3) Hylters Chance – Worcester (26 August 1998)
Not many of you will remember this horse, or for that matter the horse that should have won, but I bet somebody will. I do, and I know there is a man in Bristol who will – it’s funny, the weird connections horse racing can make. There is a story behind this race so rare that it has never (to my knowledge) been repeated since, and it is a story that has to be told unabridged from my book Around The Races In Eighty Days.
Once upon a time, when I was a young man training to be a teacher, I was assigned to a school in South Gloucestershire. I was given a mentor, an experienced chap with a reputation for taming even the most unruly of classes. As a wide-eyed innocent, searching for my persona in the classroom, I admired Ivan for his no-nonsense style and fearsome approach. It wasn’t until I realised he was a horse racing fan that my admiration turned to friendship.

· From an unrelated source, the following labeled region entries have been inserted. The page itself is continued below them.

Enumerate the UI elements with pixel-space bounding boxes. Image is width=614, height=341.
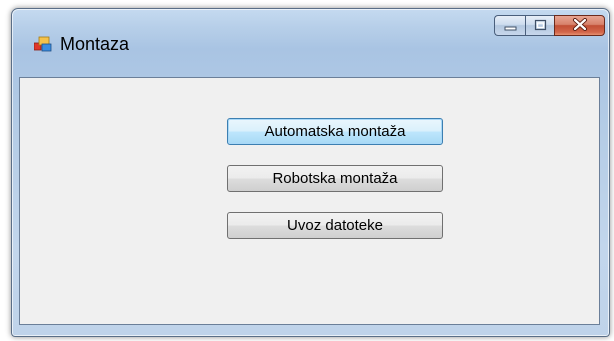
maximize-button[interactable] (525, 15, 554, 36)
close-icon (572, 16, 588, 35)
robotska-montaza-button[interactable]: Robotska montaža (227, 165, 443, 192)
form-client-area: Automatska montaža Robotska montaža Uvoz… (19, 77, 600, 325)
app-window: Montaza Automatska montaža Robotska mont… (11, 8, 610, 337)
window-title: Montaza (60, 34, 130, 54)
maximize-icon (534, 16, 547, 35)
automatska-montaza-button[interactable]: Automatska montaža (227, 118, 443, 145)
windows-form-icon (33, 36, 52, 52)
uvoz-datoteke-button[interactable]: Uvoz datoteke (227, 212, 443, 239)
title-bar[interactable]: Montaza (12, 9, 609, 71)
caption-buttons (494, 15, 605, 36)
minimize-button[interactable] (494, 15, 525, 36)
close-button[interactable] (554, 15, 605, 36)
minimize-icon (504, 16, 517, 35)
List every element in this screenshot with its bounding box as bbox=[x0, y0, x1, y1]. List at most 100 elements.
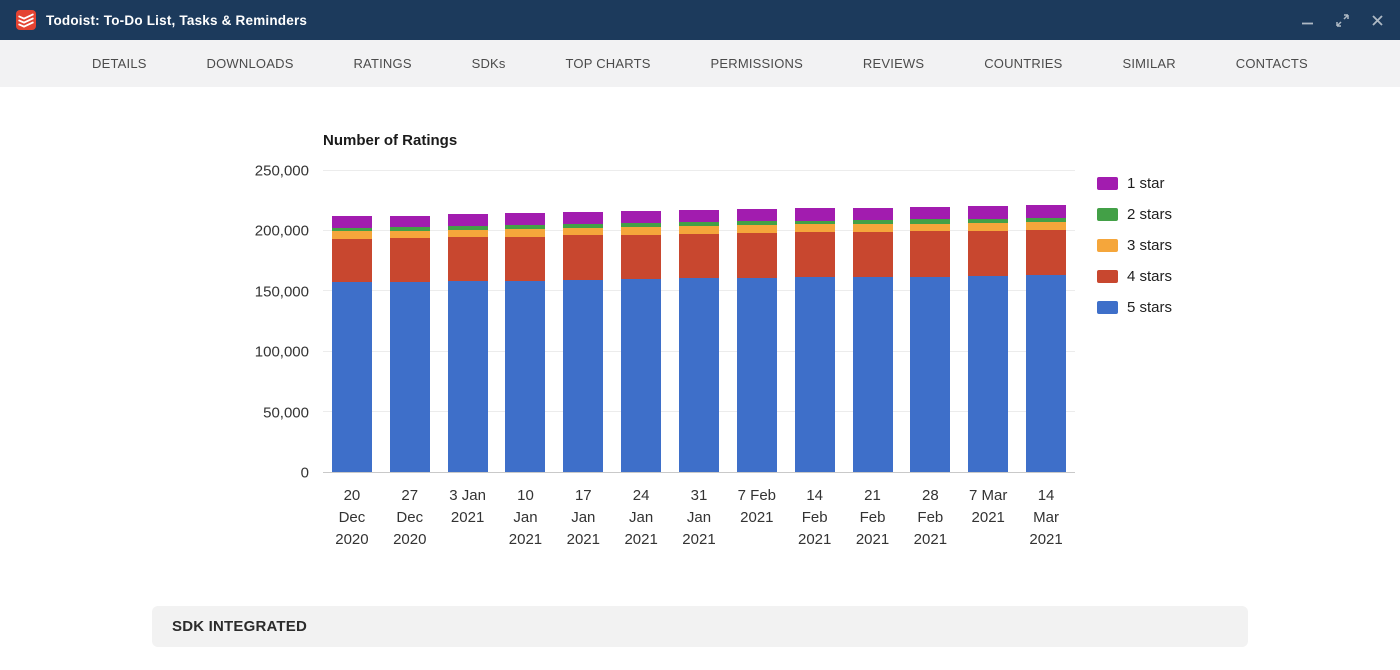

Ivan also wrote the timetable, which as luck would have it often resulted in some gaps in his timetable on Tuesday, Wednesday or Thursday afternoons (remember, the Cheltenham Festival was only three days back then). So it was, in the March of 1998, that I was told I would be having an extra class that Wednesday afternoon – Ivan’s Year 8s, who were otherwise messing up his free afternoon. Whilst I tried (and failed) to stop them throwing Pritt Sticks at each other, he watched my beloved One Man win the Queen Mother Champion Chase, and in all honesty, I didn’t begrudge him one bit. I smiled as he later recalled the scenes after the grey’s momentous victory, the cheers ringing in his ears as he watched from the overpass when our hero returned to the stable block.
And so we forged a strong bond through the joyous highs of Festival justice and the savage lows of Aintree despair, as well as through the imperceptible complexity and extreme privilege that was teaching. He was the perfect mentor for me, despite me not realising for another six years that I couldn’t be him in the classroom. I had to be myself, because at some point the mask would slip and there would be nowhere left to go. But that’s another story.
Anyway, in the long summer of 1998, in the gap between me finishing my training and starting my career, we toured the tracks of the region. Ivan wanted to become a professional gambler, a period he now refers to as his mid-life crisis, but over that summer he won a substantial sum and came pretty damn close to finally giving up the day job. He was on a good run, and we went to Worcester one sunny afternoon to back an old favourite called Zaitoon, trained by the late and mostly-great David Nicholson. I think the money we both had on this grand old chaser differed by a multiple of 1,000, I kid you not. Somehow it didn’t matter though. The 11/4 favourite jumped fluently under top weight, galloped his rivals into submission, and from a long way out there was only one winner. Coming to the last some 30 lengths clear we held our breath – things happen in jump racing – but the brave old stalwart didn’t let us down, clearing the fence cleanly and cantering towards the line.
Ivan and I both started walking down the concrete steps to collect – him to literally start a new life, me to be part of the moment, and us both to celebrate like never before. Suddenly we became aware of a hush in the crowd, and we looked up from our footings on the steps. The horse still looked fine as it approached the line, and the jockey Richard Johnson sat motionless on top. But people in the crowd were pointing back down the track, to where somebody standing just after the last fence was holding something up in the air, like a small rug or perhaps some sort of bag.
Zaitoon was disqualified because his weight cloth slipped off just after the last fence, within sight of the post. Of course, running the last 100 yards without the extra weight hadn’t made a blind bit of difference to the result, but rules are rules, and Nicholson took full responsibility for the incident. I suggested that Ivan should send the betting ticket to The Duke to see if he wished to be held financially responsible as well. We saw out the evening in Worcester as best we could in the circumstances – getting blind drunk and lamenting what could, what should, have been. They somehow let us in to a snooker club and I’ve no idea how the cloth survived unscathed.
So Ivan never became a professional gambler, and I realised there was no such thing as a dead cert, even if your horse jumped the last 30 lengths up and cruising. The betting exchanges now record in great and stark detail the regular occurrences of the unimaginable occurring, but they can never show the whole picture. Behind every massive fluctuation of the in-running odds there are winners and losers, a hidden human cost that cannot be properly quantified in purely monetary terms.
It is interesting that in all my years of punting I have never let my passion become a problem. Whilst my stakes have undoubtedly increased over time, I have never bet more than I could afford to lose. I don’t say this because I feel morally superior to those with a gambling problem. I have enough problems of my own to realise how fallible we all are, but luckily none of them are gambling related. And I suppose that’s it, really. In the end I may have been incredibly lucky to watch Zaitoon be incredibly unlucky. And although I’ve never admitted it to myself, I may even have something to thank David Nicholson for. I’m not sure Ivan would say the same though.
Zaitoon went on to win three more times, all at Worcester, amassing £50,000 in win and place prize money. He was retired in 2001.